When we refer to a formal element in art, we are talking about the basic language of art. Color, pattern, line, shape, texture and value are just some of those elements, and they help us to describe what we are seeing. These same elements can be clarified further, as texture can be defined as visual texture or actual texture.
Visual texture refers to an implied sense of texture. The texture is not actually there, but the artist has created the quality of texture through line, pattern, shading and color. With actual texture, you may, if allowed to, feel the physical texture of the work.
With the work of artist Nancy Gabriel, I not only want to feel it with my fingers, but actually snuggle up next to it and feel it against my cheek. But I expect the volunteers at the Boxx Gallery might frown on such an idea.
Gabriel’s rugs are part of an exhibit called “Textures” that is on exhibit at the Boxx Gallery in Tieton. The term texture aptly fits each of the artworks in this exhibit, which also includes artists Rob and Jackie Prout.

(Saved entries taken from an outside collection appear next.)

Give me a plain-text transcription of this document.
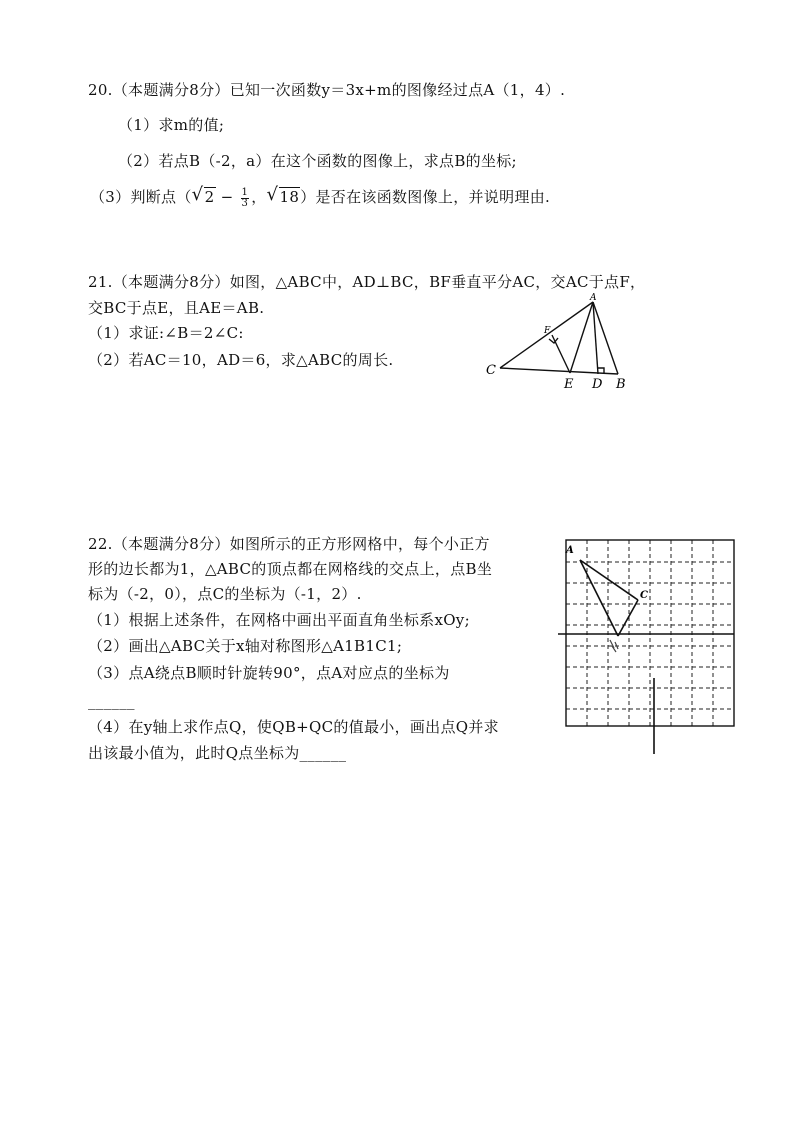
20.（本题满分8分）已知一次函数y＝3x+m的图像经过点A（1，4）.
（1）求m的值;
（2）若点B（-2，a）在这个函数的图像上，求点B的坐标;
（3）判断点（ √ $2 - \frac{1}{3}$ ， √ 18）是否在该函数图像上，并说明理由.
21.（本题满分8分）如图，△ABC中，AD⊥BC，BF垂直平分AC，交AC于点F，
交BC于点E，且AE＝AB.
（1）求证:∠B＝2∠C:
（2）若AC＝10，AD＝6，求△ABC的周长.
C
A
F
E D B
22.（本题满分8分）如图所示的正方形网格中，每个小正方
形的边长都为1，△ABC的顶点都在网格线的交点上，点B坐
标为（-2，0），点C的坐标为（-1，2）.
（1）根据上述条件，在网格中画出平面直角坐标系xOy;
（2）画出△ABC关于x轴对称图形△A1B1C1;
（3）点A绕点B顺时针旋转90°，点A对应点的坐标为
______
（4）在y轴上求作点Q，使QB+QC的值最小，画出点Q并求
出该最小值为，此时Q点坐标为______
A
C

Although Gabriel’s rugs are on the wall, she prefers to have them function as rugs on the floor. Says Gabriel: “Consider the floor as ‘the fifth wall!’”
In the process of making her rugs, she focuses on color in her “dye kitchen.” She writes that it is “not a state-of-the-art kitchen ‘to die for,’ it’s a funky space with an old electric range. There are shelves of canning jars filled with dyes, measuring cups, casserole pans and copious yarn snippets with notes. Colors emerge when the dyes are baked onto bulky yarns and repurposed woolens (from blankets, trousers, sport coats, etc.).
“With an assortment of wools, I enter a separate quiet space. There, I patiently ‘paint’ a story onto cloth. My intent is to create a rug that is both durable and artistic.”
Rob and Jackie Prout have their own artwork in the exhibition, but they also have many collaborative works that combine photography and fabric. Jackie writes that “three years ago, Rob and I were invited by curator Carol Hassen to create a piece of art together for the 10th and final Black Box Exhibit. This presented a fun challenge for two married artists used to working alone in separate studios and in different media. Turned out we enjoyed it!
“For this Boxx Gallery show, we continued our collaborative exploration, creating the new body of work you see here. We enjoyed figuring out ways to combine his photos and my quilts to create something new and different — in the process, learning to give and take, while remaining friends.”
Rob says that in collaborating, “we sort through images, speak of shapes and textures, find directions. Together we change, adjust, share, diverge, insist and give.”
The work of all three artists create an exhibit of both actual and visual texture, and the colors are a reflection of the season.
You can view the exhibition “Textures” at the Boxx Gallery through Nov. 28.